In a historic move, the US Food and Drug Administration (FDA) have approved a new gene therapy treatment for the first time. Kymriah, as it is known, is used to treat children and young adults with a rare form of leukaemia.

The therapy will now be available to patients across the US who have been diagnosed with acute lymphoblastic leukemia (ALL) and have no other treatment options available to them. Remarkably, more than 80% of patients experienced remission in clinical trials.

"We're entering a new frontier in medical innovation with the ability to reprogram a patient's own cells to attack a deadly cancer," said FDA Commissioner Scott Gottlieb. "New technologies such as gene and cell therapies hold out the potential to transform medicine and create an inflection point in our ability to treat and even cure many intractable illnesses."

Gene therapies are a group of experimental techniques which either replace or introduce genetic material into a patients' cells to treat a variety of diseases. Despite the effectiveness of many gene therapies, they are still controversial due to some of the risks involved.

Kymriah, for example, can have life threatening side effects and consequently, the FDA is requiring that all hospitals and associated clinics which will provide the treatment must be specially certified in order to mitigate the risks.

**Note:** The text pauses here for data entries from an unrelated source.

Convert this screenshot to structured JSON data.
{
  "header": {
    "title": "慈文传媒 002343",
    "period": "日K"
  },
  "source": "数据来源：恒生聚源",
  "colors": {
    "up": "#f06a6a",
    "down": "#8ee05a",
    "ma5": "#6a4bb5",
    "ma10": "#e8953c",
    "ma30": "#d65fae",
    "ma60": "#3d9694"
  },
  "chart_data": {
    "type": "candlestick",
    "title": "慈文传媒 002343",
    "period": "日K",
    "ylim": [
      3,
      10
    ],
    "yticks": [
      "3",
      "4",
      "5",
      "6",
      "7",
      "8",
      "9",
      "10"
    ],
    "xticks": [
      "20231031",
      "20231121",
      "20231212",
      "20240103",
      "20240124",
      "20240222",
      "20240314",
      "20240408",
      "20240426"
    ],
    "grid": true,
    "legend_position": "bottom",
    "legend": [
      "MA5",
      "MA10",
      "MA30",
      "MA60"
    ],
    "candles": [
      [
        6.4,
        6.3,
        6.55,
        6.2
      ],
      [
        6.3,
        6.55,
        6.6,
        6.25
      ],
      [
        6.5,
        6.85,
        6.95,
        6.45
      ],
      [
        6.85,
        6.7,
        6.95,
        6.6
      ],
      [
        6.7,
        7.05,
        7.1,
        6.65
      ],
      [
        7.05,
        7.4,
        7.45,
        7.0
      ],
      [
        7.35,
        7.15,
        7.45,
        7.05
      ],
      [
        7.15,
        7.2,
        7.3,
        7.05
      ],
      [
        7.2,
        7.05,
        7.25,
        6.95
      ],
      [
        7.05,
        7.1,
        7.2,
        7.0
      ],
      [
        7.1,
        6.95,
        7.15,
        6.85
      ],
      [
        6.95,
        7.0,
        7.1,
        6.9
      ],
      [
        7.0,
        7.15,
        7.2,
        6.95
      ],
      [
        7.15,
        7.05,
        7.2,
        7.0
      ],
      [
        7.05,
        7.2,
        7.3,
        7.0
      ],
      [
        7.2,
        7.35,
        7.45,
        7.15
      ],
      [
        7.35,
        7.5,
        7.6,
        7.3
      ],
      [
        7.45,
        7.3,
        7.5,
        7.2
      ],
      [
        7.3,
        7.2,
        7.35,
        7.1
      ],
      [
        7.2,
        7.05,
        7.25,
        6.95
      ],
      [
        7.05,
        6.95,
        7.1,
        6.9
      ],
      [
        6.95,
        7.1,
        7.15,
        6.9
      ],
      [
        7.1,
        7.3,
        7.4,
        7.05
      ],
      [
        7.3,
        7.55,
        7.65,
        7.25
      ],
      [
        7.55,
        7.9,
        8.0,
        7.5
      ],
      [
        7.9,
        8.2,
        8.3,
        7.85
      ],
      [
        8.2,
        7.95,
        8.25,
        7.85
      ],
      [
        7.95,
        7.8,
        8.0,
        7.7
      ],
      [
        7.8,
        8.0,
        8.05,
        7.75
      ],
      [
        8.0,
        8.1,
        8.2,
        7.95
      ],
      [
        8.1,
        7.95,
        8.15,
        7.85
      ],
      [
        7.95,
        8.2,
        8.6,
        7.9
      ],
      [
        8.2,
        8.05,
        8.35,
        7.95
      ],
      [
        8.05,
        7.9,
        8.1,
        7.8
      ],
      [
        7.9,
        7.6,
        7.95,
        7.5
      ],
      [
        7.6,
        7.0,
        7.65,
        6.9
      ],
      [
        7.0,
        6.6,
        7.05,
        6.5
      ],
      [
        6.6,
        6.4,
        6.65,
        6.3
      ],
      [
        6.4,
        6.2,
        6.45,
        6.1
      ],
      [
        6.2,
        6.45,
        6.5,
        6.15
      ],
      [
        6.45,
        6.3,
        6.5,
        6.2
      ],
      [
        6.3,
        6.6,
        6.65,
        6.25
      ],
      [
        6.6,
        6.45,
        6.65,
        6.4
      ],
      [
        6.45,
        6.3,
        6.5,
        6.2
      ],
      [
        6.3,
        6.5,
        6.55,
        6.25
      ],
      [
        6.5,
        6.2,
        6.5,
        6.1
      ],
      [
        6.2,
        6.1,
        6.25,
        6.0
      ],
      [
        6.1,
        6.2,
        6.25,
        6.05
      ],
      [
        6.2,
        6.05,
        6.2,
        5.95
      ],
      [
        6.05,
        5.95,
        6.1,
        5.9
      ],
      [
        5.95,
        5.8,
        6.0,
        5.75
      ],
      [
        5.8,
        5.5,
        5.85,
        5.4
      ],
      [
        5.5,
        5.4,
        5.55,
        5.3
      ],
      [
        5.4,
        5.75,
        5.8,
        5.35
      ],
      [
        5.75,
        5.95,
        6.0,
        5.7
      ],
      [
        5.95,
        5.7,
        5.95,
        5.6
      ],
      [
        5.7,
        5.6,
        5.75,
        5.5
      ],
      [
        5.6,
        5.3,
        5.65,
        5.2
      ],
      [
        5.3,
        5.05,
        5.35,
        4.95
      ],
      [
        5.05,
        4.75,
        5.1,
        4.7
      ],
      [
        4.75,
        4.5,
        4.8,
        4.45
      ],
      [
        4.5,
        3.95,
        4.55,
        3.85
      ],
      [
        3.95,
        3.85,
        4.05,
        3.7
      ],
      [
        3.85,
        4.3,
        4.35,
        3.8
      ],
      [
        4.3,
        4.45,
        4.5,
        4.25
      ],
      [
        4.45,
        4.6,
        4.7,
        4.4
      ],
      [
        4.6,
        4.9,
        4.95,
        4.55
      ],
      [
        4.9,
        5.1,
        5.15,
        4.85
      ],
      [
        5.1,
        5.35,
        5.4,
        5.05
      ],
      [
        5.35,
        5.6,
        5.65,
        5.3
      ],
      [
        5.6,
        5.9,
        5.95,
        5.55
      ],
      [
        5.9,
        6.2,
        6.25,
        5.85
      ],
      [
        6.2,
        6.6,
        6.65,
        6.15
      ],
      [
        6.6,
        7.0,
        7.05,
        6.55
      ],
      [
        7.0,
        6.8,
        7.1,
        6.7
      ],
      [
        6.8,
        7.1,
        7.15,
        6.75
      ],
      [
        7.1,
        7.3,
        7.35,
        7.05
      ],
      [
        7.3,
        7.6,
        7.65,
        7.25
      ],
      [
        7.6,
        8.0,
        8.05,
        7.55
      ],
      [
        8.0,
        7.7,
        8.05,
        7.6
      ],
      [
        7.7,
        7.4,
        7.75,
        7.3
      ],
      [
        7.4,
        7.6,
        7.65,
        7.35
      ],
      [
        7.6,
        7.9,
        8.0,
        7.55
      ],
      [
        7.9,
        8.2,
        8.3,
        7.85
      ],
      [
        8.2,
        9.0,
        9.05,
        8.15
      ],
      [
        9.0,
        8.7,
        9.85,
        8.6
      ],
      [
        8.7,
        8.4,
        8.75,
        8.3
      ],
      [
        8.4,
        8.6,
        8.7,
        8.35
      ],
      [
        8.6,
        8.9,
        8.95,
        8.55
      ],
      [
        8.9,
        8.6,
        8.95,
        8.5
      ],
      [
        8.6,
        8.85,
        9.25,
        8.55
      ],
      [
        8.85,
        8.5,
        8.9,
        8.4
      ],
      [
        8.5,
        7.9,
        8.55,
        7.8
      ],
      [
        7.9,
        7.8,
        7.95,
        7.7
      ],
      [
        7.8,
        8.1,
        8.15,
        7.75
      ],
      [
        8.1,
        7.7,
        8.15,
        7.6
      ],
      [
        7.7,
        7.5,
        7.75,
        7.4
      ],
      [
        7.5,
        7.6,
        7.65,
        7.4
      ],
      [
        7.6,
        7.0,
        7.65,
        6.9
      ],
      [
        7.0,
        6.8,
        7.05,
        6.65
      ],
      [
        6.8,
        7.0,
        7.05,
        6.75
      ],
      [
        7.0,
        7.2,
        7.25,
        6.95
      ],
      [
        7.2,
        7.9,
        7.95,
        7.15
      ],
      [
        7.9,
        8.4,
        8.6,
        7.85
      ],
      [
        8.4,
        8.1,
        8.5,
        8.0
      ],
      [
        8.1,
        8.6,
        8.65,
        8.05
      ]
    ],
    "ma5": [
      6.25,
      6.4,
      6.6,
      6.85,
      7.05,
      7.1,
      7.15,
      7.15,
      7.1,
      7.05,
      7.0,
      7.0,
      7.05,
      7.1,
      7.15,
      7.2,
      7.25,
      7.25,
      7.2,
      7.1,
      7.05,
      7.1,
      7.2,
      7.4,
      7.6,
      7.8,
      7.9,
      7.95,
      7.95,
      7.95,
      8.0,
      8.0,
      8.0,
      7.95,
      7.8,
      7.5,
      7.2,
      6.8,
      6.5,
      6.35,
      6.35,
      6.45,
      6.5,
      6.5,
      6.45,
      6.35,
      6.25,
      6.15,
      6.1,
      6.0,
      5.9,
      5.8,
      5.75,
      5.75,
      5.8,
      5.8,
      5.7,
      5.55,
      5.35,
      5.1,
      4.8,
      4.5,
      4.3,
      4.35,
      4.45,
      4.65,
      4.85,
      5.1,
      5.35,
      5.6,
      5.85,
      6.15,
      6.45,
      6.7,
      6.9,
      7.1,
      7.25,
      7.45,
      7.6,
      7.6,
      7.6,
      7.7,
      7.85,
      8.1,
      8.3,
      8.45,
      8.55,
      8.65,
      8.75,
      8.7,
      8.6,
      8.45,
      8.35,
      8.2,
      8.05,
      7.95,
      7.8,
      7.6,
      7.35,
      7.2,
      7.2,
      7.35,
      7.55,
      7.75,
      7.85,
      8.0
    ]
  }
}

Dr Carl June, from the University of Pennsylvania, who led the research into the new drug said: "This is a turning point in the fight against ALL that opens up opportunities for patients across the world who desperately need new options."

The Kymriah treatment involves collecting patients' T-cells – crucial components of the body's immune system – and reprogramming them in a lab before reintroducing them into the body where they immediately begin 'hunting' and destroying leukemia cells.

"This approval by the FDA of Kymriah is a major milestone in the successful treatment of cancer," said John Walter, CEO of the Alliance for Cancer Gene Therapy who funded the research. "This is the first-ever true gene therapy treatment made available to the US population and will help accelerate the speed at which we will see even more gene-based therapies come to fruition. It's a very exciting time."